Just wondering if anyone has experience with hospice patients having uncontrolled seizures. Case Scenario: Pediatric patient - 13yrs. with hx of seizures since age 4. Allergic reactions to most anticonvulsants - Dilantin causes Steven's Johnson syndrome and flares comorbid lupus condition. Ativan and Keppra ineffective ( even at Keppra dose of 5000 mg /day. ) Currently on Versed 10 mg per buccal space with one repeat dose if no improvement and if still no improvement - can give Diastat 15 mg per rectum x 2. None of these are controlling seizures. Today Pt had 10 - 15 grand mals with 40 - 50 petit mals. MD says only other option is hospital admission to ICU with Versed drip, but family has spent most of their life in the hospital and doesn't want this. None of our options are good - increasing doses of Versed and Valium leading to respiratory depression and possibly death or having family watch patient seize uncontrollably. HELP!

Specializes in forensic psych, corrections.

Palliative or respite sedation? You could do the same thing with midazolam at home or in an inpatient hospice facility with a subcutaneous infusion. If she is truly a hospice patient, comfort is far more important than the risk of respiratory depression.

i've done the versed/valium route, and yes, it did hasten pt's death.

but it also brought immeasurable relief and comfort.

sometimes we walk a very delicate line but ultimately, our priorities need to focus on the abatement of suffering.

with peace.

leslie

eta: paraldehyde would probably work but allergic reactions are a potential se. it's often used as a last resort.

I agree with Leslie and Charmcity. You do not have to place a pt in ICU for a versed or valium drip. What does your medical director say?

Specializes in Med Surg, Administration, ER, OR, SCU,.

Thanks for the input. We went up on the doses of Versed and Valium and this has helped so far. Unfortunately, this patient doesn't have any IV access - both the port and PICC lines clotted repeated prior to our getting her on the program. I personally agree with keeping the patient comfortable even if it hastens death - the principle of double effect, but had to present the options to the parents and let them decide.
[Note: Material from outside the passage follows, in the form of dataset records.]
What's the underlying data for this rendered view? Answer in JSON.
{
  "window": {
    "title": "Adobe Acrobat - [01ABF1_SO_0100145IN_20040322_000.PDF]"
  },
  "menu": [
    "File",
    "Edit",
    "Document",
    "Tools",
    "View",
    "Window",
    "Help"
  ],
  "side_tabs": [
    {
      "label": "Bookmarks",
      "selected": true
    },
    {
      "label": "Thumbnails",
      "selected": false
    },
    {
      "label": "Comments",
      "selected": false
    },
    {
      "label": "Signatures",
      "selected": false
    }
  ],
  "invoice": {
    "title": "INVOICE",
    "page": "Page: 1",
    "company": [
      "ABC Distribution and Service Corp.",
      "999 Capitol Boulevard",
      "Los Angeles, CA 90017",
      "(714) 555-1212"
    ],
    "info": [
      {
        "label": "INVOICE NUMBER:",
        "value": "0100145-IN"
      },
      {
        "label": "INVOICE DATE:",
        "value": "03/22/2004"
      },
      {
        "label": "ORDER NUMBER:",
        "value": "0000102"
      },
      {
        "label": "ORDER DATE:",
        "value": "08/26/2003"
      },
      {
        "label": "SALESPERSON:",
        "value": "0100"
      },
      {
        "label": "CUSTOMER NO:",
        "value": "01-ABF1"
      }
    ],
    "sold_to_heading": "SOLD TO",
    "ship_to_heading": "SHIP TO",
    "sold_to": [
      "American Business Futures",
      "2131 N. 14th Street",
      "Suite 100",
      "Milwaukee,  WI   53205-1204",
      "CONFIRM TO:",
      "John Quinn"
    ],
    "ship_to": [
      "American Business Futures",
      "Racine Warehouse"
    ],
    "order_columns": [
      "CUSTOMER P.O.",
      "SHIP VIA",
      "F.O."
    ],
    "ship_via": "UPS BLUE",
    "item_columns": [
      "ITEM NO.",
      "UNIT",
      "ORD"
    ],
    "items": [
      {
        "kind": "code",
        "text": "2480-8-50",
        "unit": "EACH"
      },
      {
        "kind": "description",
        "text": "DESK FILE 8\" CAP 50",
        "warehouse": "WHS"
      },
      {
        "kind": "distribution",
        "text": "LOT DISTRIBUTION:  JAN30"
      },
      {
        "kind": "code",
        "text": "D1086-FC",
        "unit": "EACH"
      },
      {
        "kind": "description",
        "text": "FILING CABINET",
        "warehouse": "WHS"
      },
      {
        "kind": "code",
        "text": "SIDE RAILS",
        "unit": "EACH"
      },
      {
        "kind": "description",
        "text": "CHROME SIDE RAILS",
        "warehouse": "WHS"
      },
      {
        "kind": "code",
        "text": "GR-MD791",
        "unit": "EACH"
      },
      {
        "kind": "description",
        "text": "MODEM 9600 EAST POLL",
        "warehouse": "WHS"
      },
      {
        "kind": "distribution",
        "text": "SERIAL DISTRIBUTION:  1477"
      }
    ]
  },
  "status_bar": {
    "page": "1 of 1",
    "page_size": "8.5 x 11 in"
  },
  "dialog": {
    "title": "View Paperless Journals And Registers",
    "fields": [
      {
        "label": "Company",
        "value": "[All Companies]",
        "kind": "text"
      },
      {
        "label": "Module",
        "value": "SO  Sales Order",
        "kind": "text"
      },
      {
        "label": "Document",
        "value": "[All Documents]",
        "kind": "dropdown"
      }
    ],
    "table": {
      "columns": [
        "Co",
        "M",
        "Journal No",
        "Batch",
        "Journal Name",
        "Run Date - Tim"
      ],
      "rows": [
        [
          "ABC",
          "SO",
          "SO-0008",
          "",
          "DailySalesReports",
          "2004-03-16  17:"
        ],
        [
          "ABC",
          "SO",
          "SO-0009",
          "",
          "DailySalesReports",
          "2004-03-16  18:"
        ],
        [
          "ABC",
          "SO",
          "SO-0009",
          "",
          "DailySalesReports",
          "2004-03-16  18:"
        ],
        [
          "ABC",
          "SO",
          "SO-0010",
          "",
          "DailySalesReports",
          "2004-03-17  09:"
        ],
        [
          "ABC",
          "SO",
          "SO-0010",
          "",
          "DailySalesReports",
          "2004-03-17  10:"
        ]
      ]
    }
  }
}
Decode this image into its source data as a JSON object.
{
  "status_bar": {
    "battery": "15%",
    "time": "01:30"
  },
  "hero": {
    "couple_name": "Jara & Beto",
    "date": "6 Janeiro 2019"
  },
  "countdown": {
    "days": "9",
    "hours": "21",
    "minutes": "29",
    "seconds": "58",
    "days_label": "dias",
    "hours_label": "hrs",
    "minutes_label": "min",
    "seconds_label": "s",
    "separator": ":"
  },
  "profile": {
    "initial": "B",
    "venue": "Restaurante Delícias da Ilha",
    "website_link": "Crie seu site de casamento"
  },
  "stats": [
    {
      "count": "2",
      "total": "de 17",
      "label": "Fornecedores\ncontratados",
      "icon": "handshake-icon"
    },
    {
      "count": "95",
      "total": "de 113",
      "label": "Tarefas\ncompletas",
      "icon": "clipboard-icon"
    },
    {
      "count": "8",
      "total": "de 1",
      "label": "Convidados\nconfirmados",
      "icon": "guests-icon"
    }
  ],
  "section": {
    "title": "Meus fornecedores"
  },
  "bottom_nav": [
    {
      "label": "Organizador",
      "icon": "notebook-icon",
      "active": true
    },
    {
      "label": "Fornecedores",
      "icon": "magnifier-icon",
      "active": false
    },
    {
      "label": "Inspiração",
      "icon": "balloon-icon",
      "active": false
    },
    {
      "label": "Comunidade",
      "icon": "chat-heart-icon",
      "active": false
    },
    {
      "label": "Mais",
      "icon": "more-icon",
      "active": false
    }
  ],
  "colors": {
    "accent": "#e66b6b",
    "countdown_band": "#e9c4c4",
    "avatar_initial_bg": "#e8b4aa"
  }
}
This is a very hard case - a peds patient and difficult to manage symptoms.

Specializes in forensic psych, corrections.

She doesn't need venous access. I can't tell you how many Versed infusions I've maintained with a subcutaneous line. It's the method of choice for most hospices these days.

Versed and Valium drip at home? That would be a hard sell where I work. We generally only do morphine, dilaudid, maybe methadone drips at home.

Versed and Valium drip at home? That would be a hard sell where I work. We generally only do morphine, dilaudid, maybe methadone drips at home.